During the Cultural Revolution, political correctness consisted largely in women wearing the same dark colors as men, keeping their hair short, and using no make-up. That men were not required to use these things shows that it was women's symbolic difference that had been specifically targeted and suppressed on top of all other forms of political repression. Post-Mao Chinese women are therefore dealing with an order of reality vastly different from that which feminists in the West face within their own patriarchal society, where the female gender is exploited more on the grounds of her difference than the lack there of. Being named as the "other" and marginalized, Western feminists can speak more or less from a politically enabling position against the centered capitalist ideology. By contrast, contemporary Chinese women find their political identity so completely inscribed in official discourse on gender and institutionalized by Fulian (the All-China Women's Federation) that they cannot even claim "feminism" for themselves.

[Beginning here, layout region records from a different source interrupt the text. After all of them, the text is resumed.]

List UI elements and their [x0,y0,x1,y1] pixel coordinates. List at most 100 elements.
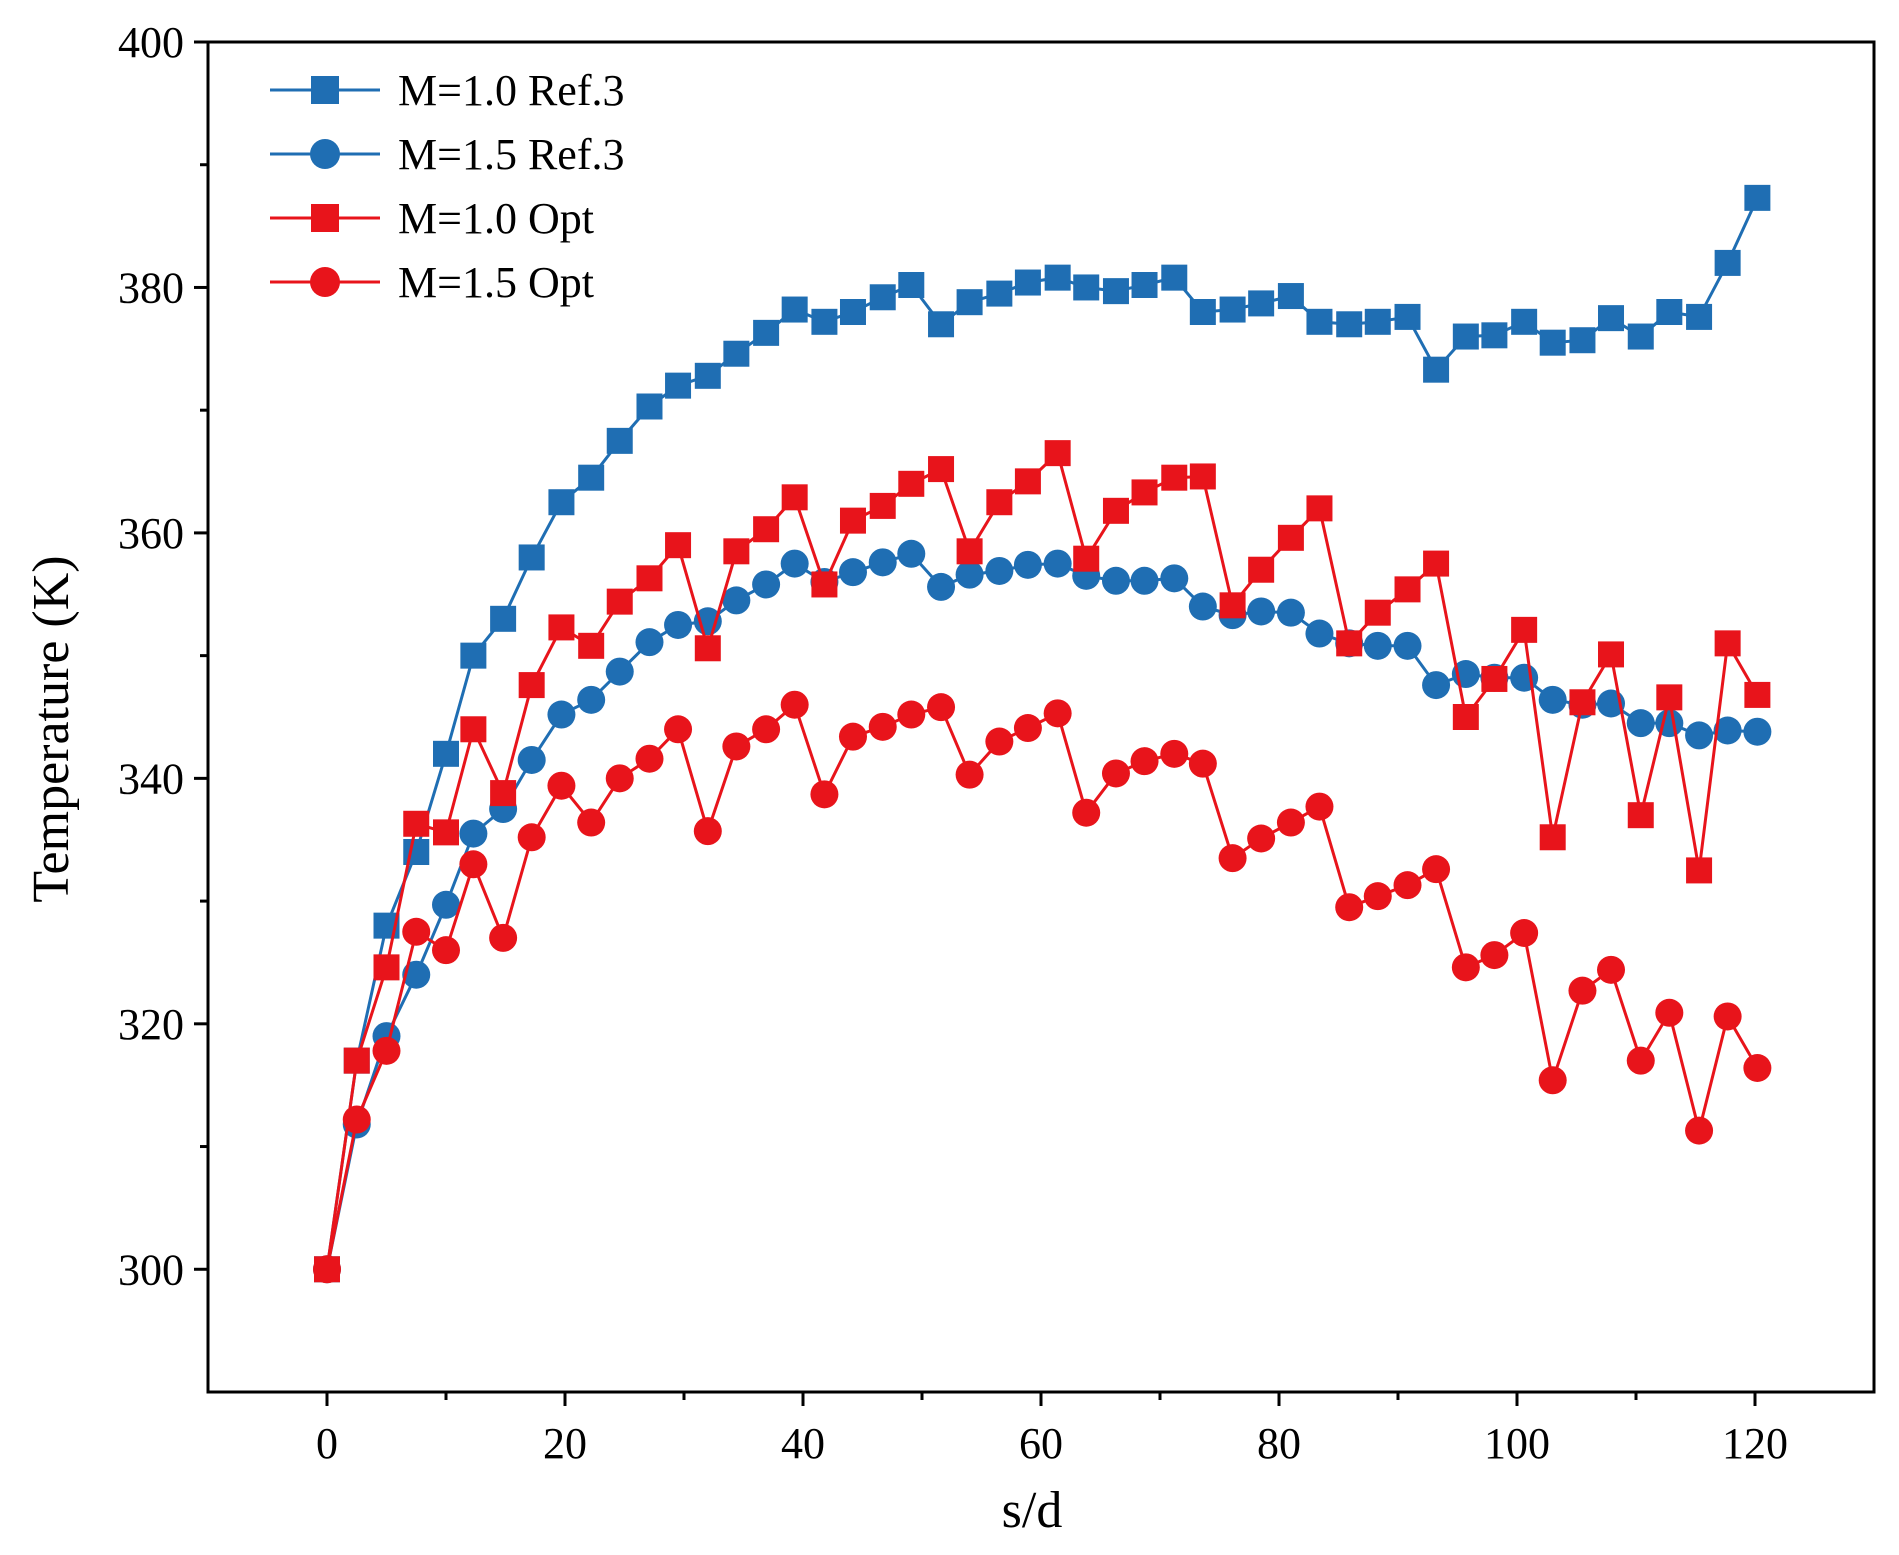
data-point [1714,249,1741,276]
data-point [1277,283,1304,310]
data-point [432,936,460,965]
y-tick-label: 380 [118,263,184,312]
data-point [1480,941,1509,970]
data-point [869,284,896,311]
legend-label: M=1.5 Ref.3 [398,130,624,179]
data-point [927,693,956,722]
data-point [1568,976,1597,1005]
data-point [1073,274,1100,301]
data-point [548,489,575,516]
data-point [1363,882,1392,911]
data-point [1393,631,1422,660]
data-point [752,715,781,744]
x-tick-label: 80 [1257,1419,1301,1468]
data-point [722,732,751,761]
data-point [986,280,1013,307]
data-point [577,808,606,837]
data-point [1481,322,1508,349]
data-point [1423,550,1450,577]
data-point [636,565,663,592]
data-point [1598,305,1625,332]
data-point [1538,685,1567,714]
data-point [780,690,809,719]
data-point [1013,550,1042,579]
data-point [1219,592,1246,619]
data-point [313,1255,341,1284]
data-point [432,890,460,919]
data-point [694,362,721,389]
series-4 [313,690,1772,1284]
data-point [1188,592,1217,621]
data-point [1131,272,1158,298]
data-point [1743,717,1772,746]
data-point [1539,824,1566,851]
data-point [1072,798,1101,827]
data-point [518,672,545,699]
data-point [1451,953,1480,982]
data-point [1656,299,1683,325]
data-point [1276,808,1305,837]
data-point [723,538,750,565]
data-point [459,850,488,879]
series-layer [313,184,1772,1284]
data-point [1305,619,1334,648]
data-point [402,917,431,946]
data-point [1539,329,1566,356]
data-point [694,635,721,662]
data-point [665,532,692,559]
data-point [459,819,488,848]
data-point [578,632,605,659]
data-point [517,745,546,774]
data-point [956,538,983,565]
data-point [635,744,664,773]
data-point [1510,919,1539,947]
data-point [1511,308,1538,335]
data-point [1481,665,1508,692]
x-tick-label: 0 [316,1419,338,1468]
data-point [460,716,487,743]
legend-marker [311,204,339,232]
data-point [1597,955,1626,984]
data-point [1743,1054,1772,1082]
data-point [723,340,750,367]
data-point [986,489,1013,516]
data-point [1364,308,1391,335]
data-point [1626,1046,1655,1075]
data-point [1130,566,1159,595]
data-point [1101,759,1130,788]
data-point [1305,792,1334,821]
data-point [1686,303,1713,330]
y-tick-label: 360 [118,509,184,558]
data-point [636,393,663,420]
data-point [781,484,808,511]
data-point [665,372,692,399]
data-point [1014,468,1041,495]
data-point [490,780,517,807]
data-point [664,715,693,744]
data-point [927,572,956,601]
data-point [1014,269,1041,296]
data-point [402,960,431,989]
y-tick-label: 320 [118,1000,184,1049]
legend-label: M=1.0 Ref.3 [398,66,624,115]
data-point [403,810,430,837]
data-point [1306,495,1333,522]
data-point [373,954,400,981]
data-point [489,923,518,952]
data-point [1713,716,1742,745]
data-point [1336,630,1363,657]
data-point [1161,264,1188,291]
legend-item-1: M=1.0 Ref.3 [270,66,624,115]
data-point [1101,566,1130,595]
data-point [1598,641,1625,668]
data-point [869,492,896,519]
data-point [955,760,984,789]
data-point [838,722,867,751]
data-point [1248,556,1275,583]
series-3 [314,440,1771,1283]
data-point [605,764,634,793]
data-point [1336,311,1363,338]
data-point [1423,356,1450,383]
data-point [811,571,838,598]
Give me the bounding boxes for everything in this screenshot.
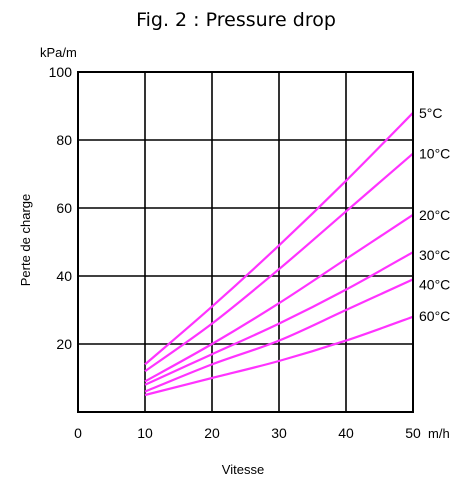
x-tick-label-4: 40 xyxy=(338,425,354,441)
x-tick-label-2: 20 xyxy=(204,425,220,441)
series-label-3: 30°C xyxy=(419,247,450,263)
series-label-0: 5°C xyxy=(419,105,443,121)
tick-labels: 0 10 20 30 40 50 20 40 60 80 100 xyxy=(49,64,421,441)
grid xyxy=(78,72,413,412)
series-line-2 xyxy=(144,213,414,383)
x-tick-label-1: 10 xyxy=(137,425,153,441)
series-label-5: 60°C xyxy=(419,308,450,324)
x-unit-label: m/h xyxy=(428,426,450,441)
y-tick-label-2: 60 xyxy=(56,200,72,216)
series-labels: 5°C 10°C 20°C 30°C 40°C 60°C xyxy=(419,105,450,324)
y-tick-label-4: 100 xyxy=(49,64,73,80)
y-axis-title: Perte de charge xyxy=(18,194,33,287)
plot-frame xyxy=(77,71,414,413)
x-tick-label-0: 0 xyxy=(74,425,82,441)
y-tick-label-3: 80 xyxy=(56,132,72,148)
y-tick-label-1: 40 xyxy=(56,268,72,284)
y-tick-label-0: 20 xyxy=(56,336,72,352)
series-line-5 xyxy=(144,315,414,397)
series-line-0 xyxy=(144,112,414,366)
series-lines xyxy=(144,112,414,397)
x-tick-label-3: 30 xyxy=(271,425,287,441)
series-line-4 xyxy=(144,278,414,393)
series-label-1: 10°C xyxy=(419,146,450,162)
series-label-4: 40°C xyxy=(419,276,450,292)
x-tick-label-5: 50 xyxy=(405,425,421,441)
y-unit-label: kPa/m xyxy=(40,45,77,60)
series-label-2: 20°C xyxy=(419,207,450,223)
chart-title: Fig. 2 : Pressure drop xyxy=(136,9,336,31)
x-axis-title: Vitesse xyxy=(222,462,264,477)
series-line-1 xyxy=(144,152,414,373)
series-line-3 xyxy=(144,251,414,386)
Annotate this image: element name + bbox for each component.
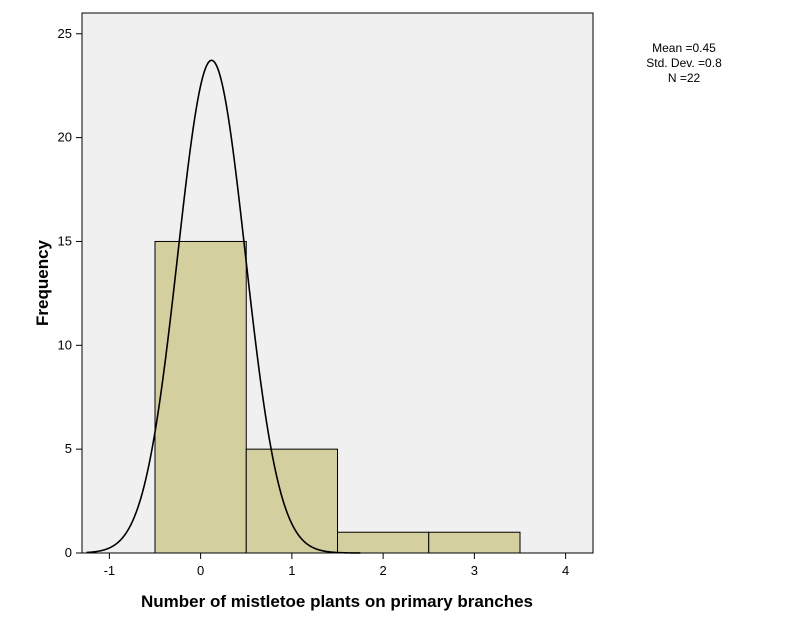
y-tick-label-5: 25 — [58, 26, 72, 41]
x-tick-label-5: 4 — [562, 563, 569, 578]
y-axis-title: Frequency — [33, 239, 52, 326]
y-tick-label-2: 10 — [58, 337, 72, 352]
bars — [154, 240, 521, 554]
x-tick-label-4: 3 — [471, 563, 478, 578]
y-tick-label-3: 15 — [58, 233, 72, 248]
stats-mean: Mean =0.45 — [652, 41, 716, 55]
stats-n: N =22 — [668, 71, 701, 85]
histogram-bar-1 — [245, 448, 338, 554]
x-tick-label-2: 1 — [288, 563, 295, 578]
y-axis: 0 5 10 15 20 25 — [58, 26, 82, 560]
y-tick-label-4: 20 — [58, 130, 72, 145]
x-axis: -1 0 1 2 3 4 — [104, 553, 569, 578]
histogram-bar-0 — [154, 240, 247, 554]
stats-box: Mean =0.45 Std. Dev. =0.8 N =22 — [646, 41, 722, 85]
x-tick-label-1: 0 — [197, 563, 204, 578]
stats-sd: Std. Dev. =0.8 — [646, 56, 722, 70]
histogram-bar-3 — [428, 531, 521, 554]
y-tick-label-0: 0 — [65, 545, 72, 560]
y-tick-label-1: 5 — [65, 441, 72, 456]
x-tick-label-0: -1 — [104, 563, 116, 578]
x-tick-label-3: 2 — [380, 563, 387, 578]
histogram-bar-2 — [337, 531, 430, 554]
normal-curve — [86, 59, 361, 554]
x-axis-title: Number of mistletoe plants on primary br… — [141, 592, 533, 611]
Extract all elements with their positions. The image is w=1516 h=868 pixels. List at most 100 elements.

(The above is from Lydia H. Liu, "Invention and Intervention: The Making of a Female Tradition in Modern Chinese Literature," 149-174, in Susan Brownell and Jeffrey Wasserstrom eds., Chinese Femininities/Chinese Masculinities: A Reader (Berkeley: University of California Press, 2002))

10. The last phase of the CR: Madame Mao and the Gang of Four

A new wave of radicalism (1974-76)

Just as China was gradually returning to normal, partly marked by the reinstitution of the universities (1972), a new power struggle became prominent, between Madame Mao and her followers, and the dying Mao. 

Mme.Mao targeted chief rivals for succession, such as Premier Zhou Enlai. Again, she used mass political movements to do so, one of which was criticizing Zhou as the follower of Confucius and Lin Biao.  View posters criticizing Lin Biao and Confucius.

Radicalism at schools:

Reflected in the schools, again, knowledge was linked to capitalism. One primary student’s diary was published in which she constantly criticized her teachers. One college candidate was nationally praised because he turned in a blank examination paper.

11.The overthrow of the Gang of Four.

After Mao's death in Sept., 1976, his wife and three of her cohorts were arrested on charges that they started the Cultural Revolution and wanted to usurp the power of the country.  This was followed by the reinstitution of Deng Xiaoping, who in the next twenty years directed China’s modernization program. Starting from January 1978, Deng declared China needed to modernize in order to become strong. On his agenda were industry, commerce, and the return of Hong Kong to China.  View posters against the Gang of Four.

12. Reopening to the outside

With the new policy, China slowly but gradually reopened to the outside world. Scholarly communications were reestablished with Western countries, foreign investments were encouraged, first in four coastal cities, then in a greater number of cities.